3.1.1. Response Plans and Runbooks
First Principle: A runbook transforms incident response from an improvised reaction into a repeatable, auditable process — ensuring that every responder follows the same steps regardless of experience level or stress.
What is a Runbook vs. a Playbook?
- Runbook: Step-by-step procedures for a specific incident type (e.g., "Compromised EC2 Instance Response"). Detailed enough that a junior engineer can execute it at 2 AM.
- Playbook: Higher-level strategy documents that describe the overall approach to incident categories (e.g., "Data Breach Response Strategy"). Guides decision-making.
AWS Tools for IR Plans:
Systems Manager OpsCenter centralizes operational issues:
- Aggregates findings from multiple sources into OpsItems
- Tracks remediation progress and assigns owners
- Integrates with runbooks (SSM Automation documents) for guided response
- Provides operational dashboards for incident management
Amazon SageMaker AI Notebooks (new in C03) support forensic analysis:
- Pre-configured Jupyter notebooks for analyzing CloudTrail, VPC Flow Logs, and Security Lake data
- Enable data science approaches to incident investigation (pattern analysis, anomaly detection)
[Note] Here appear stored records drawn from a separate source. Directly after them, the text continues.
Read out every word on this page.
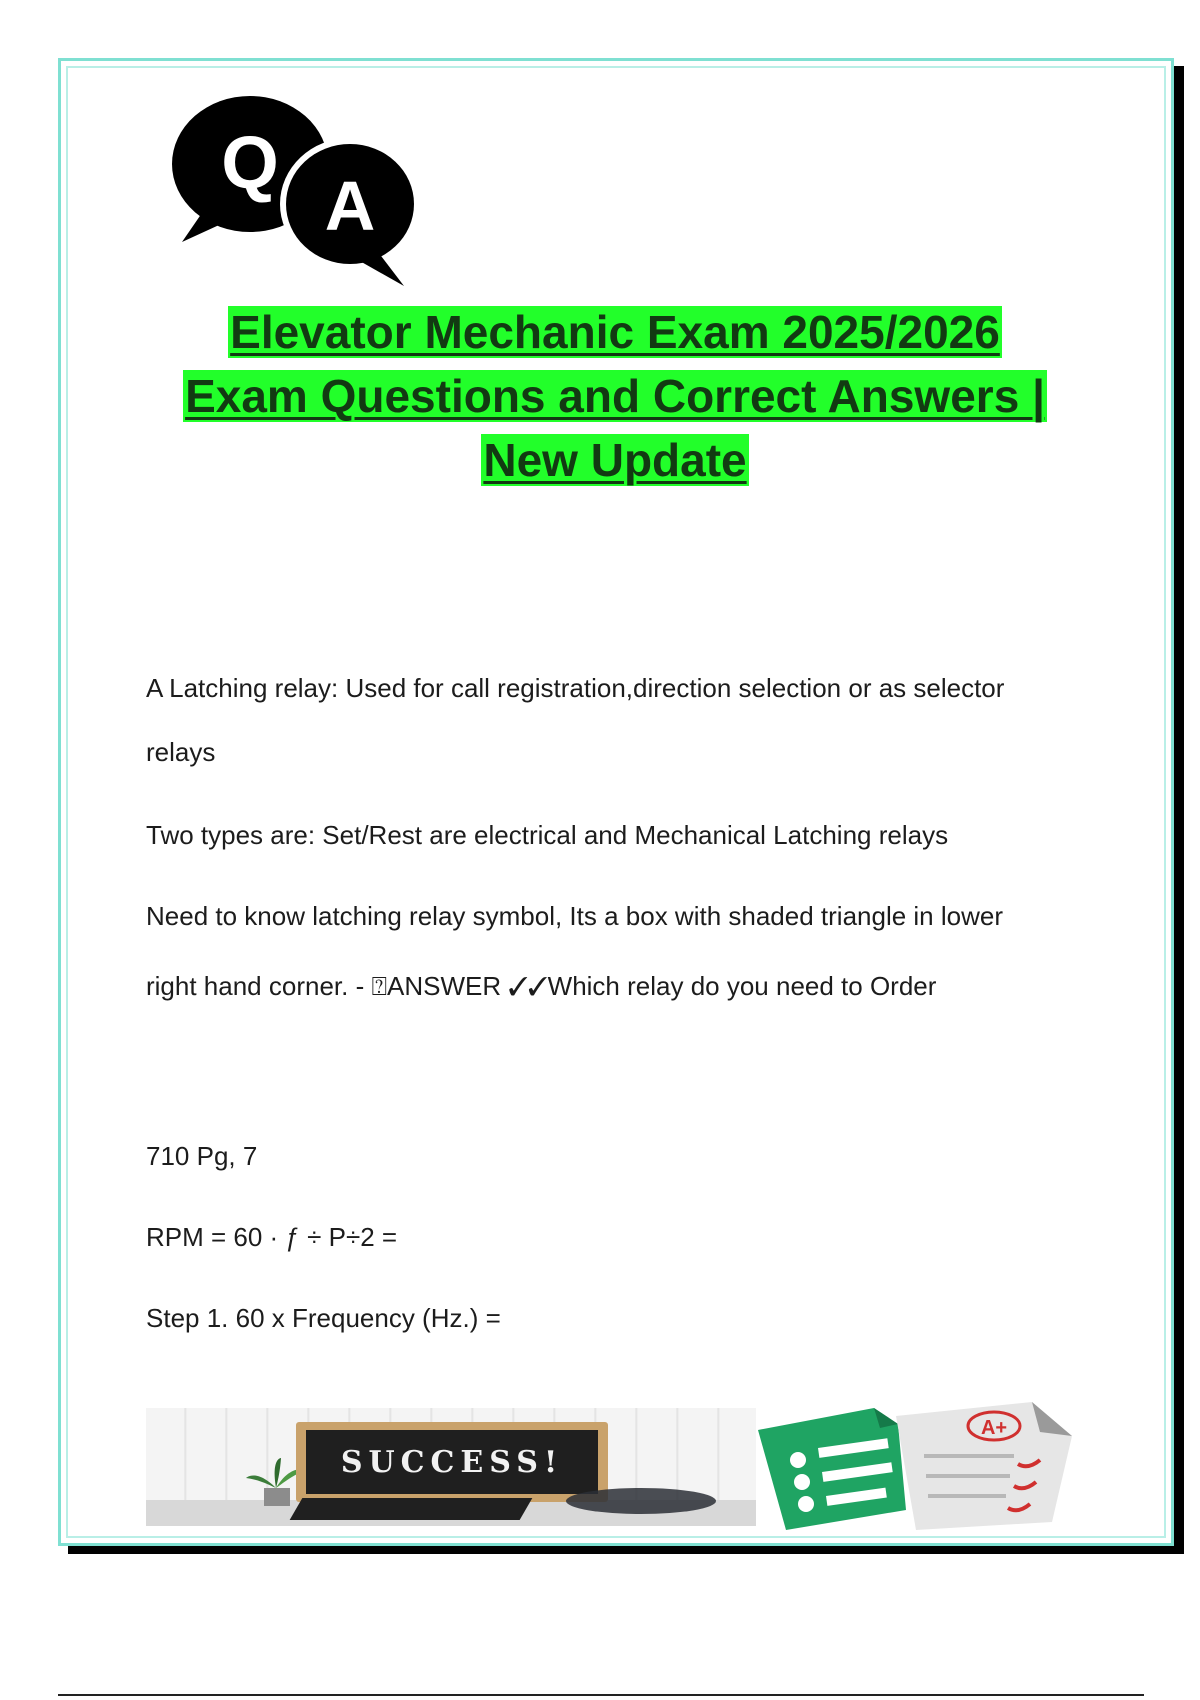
Q
A
Elevator Mechanic Exam 2025/2026
Exam Questions and Correct Answers |
New Update

A Latching relay: Used for call registration,direction selection or as selector

relays

Two types are: Set/Rest are electrical and Mechanical Latching relays

Need to know latching relay symbol, Its a box with shaded triangle in lower

right hand corner. - ⍰ANSWER ✓✓Which relay do you need to Order

710 Pg, 7

RPM = 60 · ƒ ÷ P÷2 =

Step 1. 60 x Frequency (Hz.) =

SUCCESS!
A+
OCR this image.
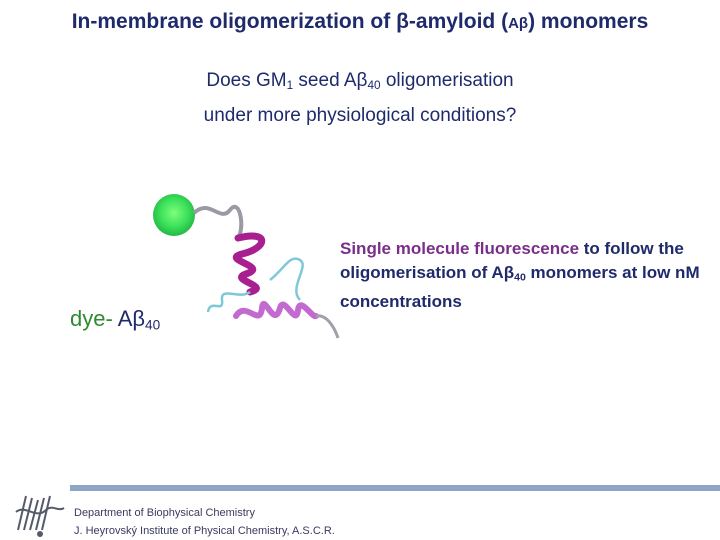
In-membrane oligomerization of β-amyloid (Aβ) monomers
Does $GM_1$ seed $A\beta_{40}$ oligomerisation
under more physiological conditions?
dye- $A\beta_{40}$
Single molecule fluorescence to follow the oligomerisation of $A\beta_{40}$ monomers at low nM concentrations
Department of Biophysical Chemistry
J. Heyrovský Institute of Physical Chemistry, A.S.C.R.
- Sharable analysis workflows that document investigation methodology
Runbook Structure for Common Incident Types:
| Incident Type | Key Runbook Steps |
|---|---|
| Compromised credentials | Disable key → Check CloudTrail for usage → Revoke sessions → Assess blast radius → Rotate → Monitor |
| Compromised EC2 | Isolate (SG swap) → Snapshot EBS → Capture memory → Investigate → Terminate → Harden |
| S3 data exposure | Block public access → Check access logs → Identify data scope → Notify stakeholders → Remediate policy |
| Unauthorized IAM user | Disable user → Review CloudTrail → Revoke sessions → Delete user → Audit creation path |
⚠️ Exam Trap: The exam expects you to know the correct ORDER of response steps. For compromised EC2: isolate FIRST, then capture evidence, THEN investigate. Terminating before capturing evidence destroys forensic data.
Scenario: You're designing a runbook for compromised IAM access keys. The first automated step disables the key, the second queries CloudTrail for all API calls made with the key, the third revokes all active sessions for the associated IAM user, and the fourth generates a blast radius report.
Reflection Question: Why must credential revocation happen before investigation begins, and what information might you lose if you investigate before revoking?